Future Tense

Eric Topol: Patients Need To Demand, “Show Me My Data!”

Clinic office assistant Joan Vest searches for a patient’s mssplaced medical file at the Spanish Peaks Family Clinic on August 5, 2009 in Walsenburg, Colorado. (Photo by John Moore/Getty Images)

Photo by John Moore/Getty Images

Eric Topol wants to digitize you. No, he doesn’t want to transform your body into a pixelated hologram or morph your visage into a virtual avatar. 

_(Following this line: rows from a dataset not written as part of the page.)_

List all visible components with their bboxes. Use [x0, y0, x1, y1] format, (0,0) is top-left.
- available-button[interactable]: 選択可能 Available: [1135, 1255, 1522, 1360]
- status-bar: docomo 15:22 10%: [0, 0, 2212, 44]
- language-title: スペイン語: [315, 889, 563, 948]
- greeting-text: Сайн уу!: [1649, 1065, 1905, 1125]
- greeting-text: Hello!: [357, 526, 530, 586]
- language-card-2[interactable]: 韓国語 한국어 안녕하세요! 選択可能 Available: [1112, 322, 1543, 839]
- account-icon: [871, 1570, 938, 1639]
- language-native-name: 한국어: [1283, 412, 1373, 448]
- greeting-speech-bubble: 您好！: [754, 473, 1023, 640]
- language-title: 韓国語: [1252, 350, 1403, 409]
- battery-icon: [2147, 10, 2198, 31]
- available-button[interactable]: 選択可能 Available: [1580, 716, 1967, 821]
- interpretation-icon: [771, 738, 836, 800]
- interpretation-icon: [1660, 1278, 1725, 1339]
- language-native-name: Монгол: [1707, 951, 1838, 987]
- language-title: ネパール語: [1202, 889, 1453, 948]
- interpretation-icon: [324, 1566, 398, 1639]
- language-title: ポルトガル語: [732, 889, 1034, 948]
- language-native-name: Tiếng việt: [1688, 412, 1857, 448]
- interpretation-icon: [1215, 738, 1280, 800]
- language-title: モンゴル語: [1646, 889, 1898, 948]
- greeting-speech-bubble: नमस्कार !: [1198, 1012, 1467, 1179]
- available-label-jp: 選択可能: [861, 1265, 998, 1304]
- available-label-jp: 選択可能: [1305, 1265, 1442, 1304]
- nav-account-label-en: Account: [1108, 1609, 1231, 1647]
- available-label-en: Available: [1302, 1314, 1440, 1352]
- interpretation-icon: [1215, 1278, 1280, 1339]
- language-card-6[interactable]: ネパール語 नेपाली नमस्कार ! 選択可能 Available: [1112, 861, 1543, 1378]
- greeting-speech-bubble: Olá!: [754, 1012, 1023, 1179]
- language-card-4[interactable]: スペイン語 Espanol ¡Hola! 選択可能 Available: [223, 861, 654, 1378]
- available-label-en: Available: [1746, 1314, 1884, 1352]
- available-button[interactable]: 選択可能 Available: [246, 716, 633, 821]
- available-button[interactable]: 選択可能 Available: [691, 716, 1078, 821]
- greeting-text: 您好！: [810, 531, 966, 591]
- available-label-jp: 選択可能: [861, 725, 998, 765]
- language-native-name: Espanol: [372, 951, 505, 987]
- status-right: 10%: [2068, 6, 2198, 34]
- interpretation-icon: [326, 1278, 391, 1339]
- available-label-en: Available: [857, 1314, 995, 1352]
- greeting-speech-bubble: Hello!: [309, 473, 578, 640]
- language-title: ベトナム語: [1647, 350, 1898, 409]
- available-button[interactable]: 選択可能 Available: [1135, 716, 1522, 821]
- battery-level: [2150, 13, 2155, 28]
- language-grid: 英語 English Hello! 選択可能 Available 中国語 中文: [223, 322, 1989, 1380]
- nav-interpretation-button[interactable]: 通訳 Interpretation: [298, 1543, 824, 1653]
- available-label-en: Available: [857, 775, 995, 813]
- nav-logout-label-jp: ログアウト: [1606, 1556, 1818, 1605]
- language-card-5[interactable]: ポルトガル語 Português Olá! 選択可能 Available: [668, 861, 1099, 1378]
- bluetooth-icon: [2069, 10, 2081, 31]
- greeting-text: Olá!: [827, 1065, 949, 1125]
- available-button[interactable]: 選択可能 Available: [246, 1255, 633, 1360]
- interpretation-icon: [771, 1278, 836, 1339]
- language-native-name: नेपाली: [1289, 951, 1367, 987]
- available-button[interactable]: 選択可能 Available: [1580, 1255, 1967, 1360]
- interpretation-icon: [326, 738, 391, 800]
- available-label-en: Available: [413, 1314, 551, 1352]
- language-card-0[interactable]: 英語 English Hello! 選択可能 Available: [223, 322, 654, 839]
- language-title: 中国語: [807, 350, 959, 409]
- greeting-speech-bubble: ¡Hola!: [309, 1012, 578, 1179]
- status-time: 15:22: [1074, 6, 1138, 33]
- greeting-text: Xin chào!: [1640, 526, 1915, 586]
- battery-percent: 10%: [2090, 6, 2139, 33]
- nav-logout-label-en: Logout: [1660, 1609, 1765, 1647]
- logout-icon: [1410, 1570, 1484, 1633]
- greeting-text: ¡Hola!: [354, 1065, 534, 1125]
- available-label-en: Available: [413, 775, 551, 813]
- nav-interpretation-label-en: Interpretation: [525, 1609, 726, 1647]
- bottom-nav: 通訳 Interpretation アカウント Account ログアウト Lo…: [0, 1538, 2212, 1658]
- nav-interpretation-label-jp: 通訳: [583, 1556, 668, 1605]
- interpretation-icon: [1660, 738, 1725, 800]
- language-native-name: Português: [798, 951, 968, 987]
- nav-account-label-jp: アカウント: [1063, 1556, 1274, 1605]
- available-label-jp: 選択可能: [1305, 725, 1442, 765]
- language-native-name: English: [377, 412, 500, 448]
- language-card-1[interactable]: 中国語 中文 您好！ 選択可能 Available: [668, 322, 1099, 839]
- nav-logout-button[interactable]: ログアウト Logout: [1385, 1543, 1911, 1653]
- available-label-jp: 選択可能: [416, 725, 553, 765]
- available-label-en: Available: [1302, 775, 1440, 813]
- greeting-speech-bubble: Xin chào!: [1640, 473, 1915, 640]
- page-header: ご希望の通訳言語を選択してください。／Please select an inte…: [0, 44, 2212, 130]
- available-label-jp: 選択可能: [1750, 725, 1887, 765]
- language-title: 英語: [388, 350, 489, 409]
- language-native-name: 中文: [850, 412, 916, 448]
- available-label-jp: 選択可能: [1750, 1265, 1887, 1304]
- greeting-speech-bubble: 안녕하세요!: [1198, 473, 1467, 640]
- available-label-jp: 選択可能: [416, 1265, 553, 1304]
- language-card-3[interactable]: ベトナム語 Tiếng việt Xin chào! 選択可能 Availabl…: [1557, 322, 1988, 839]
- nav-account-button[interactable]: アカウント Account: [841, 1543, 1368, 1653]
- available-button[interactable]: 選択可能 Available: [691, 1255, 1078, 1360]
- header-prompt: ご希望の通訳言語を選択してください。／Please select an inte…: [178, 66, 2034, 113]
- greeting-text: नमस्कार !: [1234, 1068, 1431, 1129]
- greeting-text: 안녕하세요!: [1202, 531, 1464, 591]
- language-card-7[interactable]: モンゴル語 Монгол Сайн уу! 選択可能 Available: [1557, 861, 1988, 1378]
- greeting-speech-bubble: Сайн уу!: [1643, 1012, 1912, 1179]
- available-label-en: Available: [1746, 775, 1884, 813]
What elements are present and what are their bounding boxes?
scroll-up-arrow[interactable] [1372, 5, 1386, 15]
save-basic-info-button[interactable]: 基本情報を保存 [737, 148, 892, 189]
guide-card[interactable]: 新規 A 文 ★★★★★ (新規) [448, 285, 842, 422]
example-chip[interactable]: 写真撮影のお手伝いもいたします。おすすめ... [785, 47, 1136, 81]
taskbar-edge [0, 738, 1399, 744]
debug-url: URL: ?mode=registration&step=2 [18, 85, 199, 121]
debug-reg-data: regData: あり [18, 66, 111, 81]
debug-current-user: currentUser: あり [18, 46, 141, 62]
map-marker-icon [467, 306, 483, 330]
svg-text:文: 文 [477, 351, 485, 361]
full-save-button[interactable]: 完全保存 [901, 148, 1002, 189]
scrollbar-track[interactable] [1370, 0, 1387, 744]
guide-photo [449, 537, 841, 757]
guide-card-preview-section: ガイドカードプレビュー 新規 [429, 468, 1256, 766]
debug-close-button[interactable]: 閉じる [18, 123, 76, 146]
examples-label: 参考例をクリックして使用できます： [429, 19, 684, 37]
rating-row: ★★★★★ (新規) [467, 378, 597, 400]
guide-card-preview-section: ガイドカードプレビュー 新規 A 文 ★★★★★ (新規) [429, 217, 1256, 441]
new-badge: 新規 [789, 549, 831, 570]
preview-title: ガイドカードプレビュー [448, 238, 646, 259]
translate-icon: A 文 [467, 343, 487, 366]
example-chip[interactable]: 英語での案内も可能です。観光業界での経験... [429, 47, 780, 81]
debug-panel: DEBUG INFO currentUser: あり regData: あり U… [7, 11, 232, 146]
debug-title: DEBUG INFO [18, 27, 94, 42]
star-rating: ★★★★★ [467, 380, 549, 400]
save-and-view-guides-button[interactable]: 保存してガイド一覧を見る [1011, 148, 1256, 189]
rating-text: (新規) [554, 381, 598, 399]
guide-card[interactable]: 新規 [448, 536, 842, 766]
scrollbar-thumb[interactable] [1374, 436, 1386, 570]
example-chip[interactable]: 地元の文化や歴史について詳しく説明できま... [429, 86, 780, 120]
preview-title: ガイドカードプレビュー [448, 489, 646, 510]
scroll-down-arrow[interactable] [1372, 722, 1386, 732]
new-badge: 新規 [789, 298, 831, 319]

Topol, a cardiologist and the author of The Creative Destruction of Medicine: How the Digital Revolution Will Create Better Health Care, which came out this week, wants to digitize you by collecting streams of your anatomical, physiological, and biological data and uploading them to your iPhone (or PC) for easy and constant accessibility.

The gist of his book: Doctors could vastly improve medical treatments by tracking measurements, heartbeats and molecular make-ups. Physicians currently have the firepower—through innovations like gene sequencing and wireless biosensors to monitor heart rhythms and blood glucose—to tailor treatments to you. (Topol views genetic sequencing as an additional dimension of an individual’s digital profile—data that should be part of everyone’s health record).  

But the health care system is fractured and stuck in the past: Out of more than 3,000 American hospitals surveyed in 2009, only 1.5 percent maintained fully electronic health records and health information technology systems. Right now, there’s no easy way for a doctor, let alone a patient, to see a complete medical profile.

So his book is a call to action for patients. He writes, “It is time for the public outcry, ‘Show me the data!’ And to be more precise: ‘Show me my data!’ ”

The revolution is about advocating for individual treatments based on your distinct, biological profile. 

Regardless of your current health status, you should ask for copies of all the notes, charts, image scan tests, and lab tests from each office visit and hospitalization. If you can’t digitize them, keep them in a folder.  

“Today, your glucose may be normal, but in six months it may creep up,” Topol explains. Tracking the data allows you to see health problems unfold.

Like those spawned by too many X-ray scans: Topol says 2 percent to 3 percent of cancers in this country are related to overexposure to radiation from medical imaging. If you have to get an X-ray or scan, ask how much radiation it will expose you to. He’s got a handy chart in the book that highlights normal numbers.

“We’ve got to get the consumers to drive this thing,” Topol says, referring to the revolution. What are you waiting for? Perfect your Jerry Maguire impression and march into your physician’s office.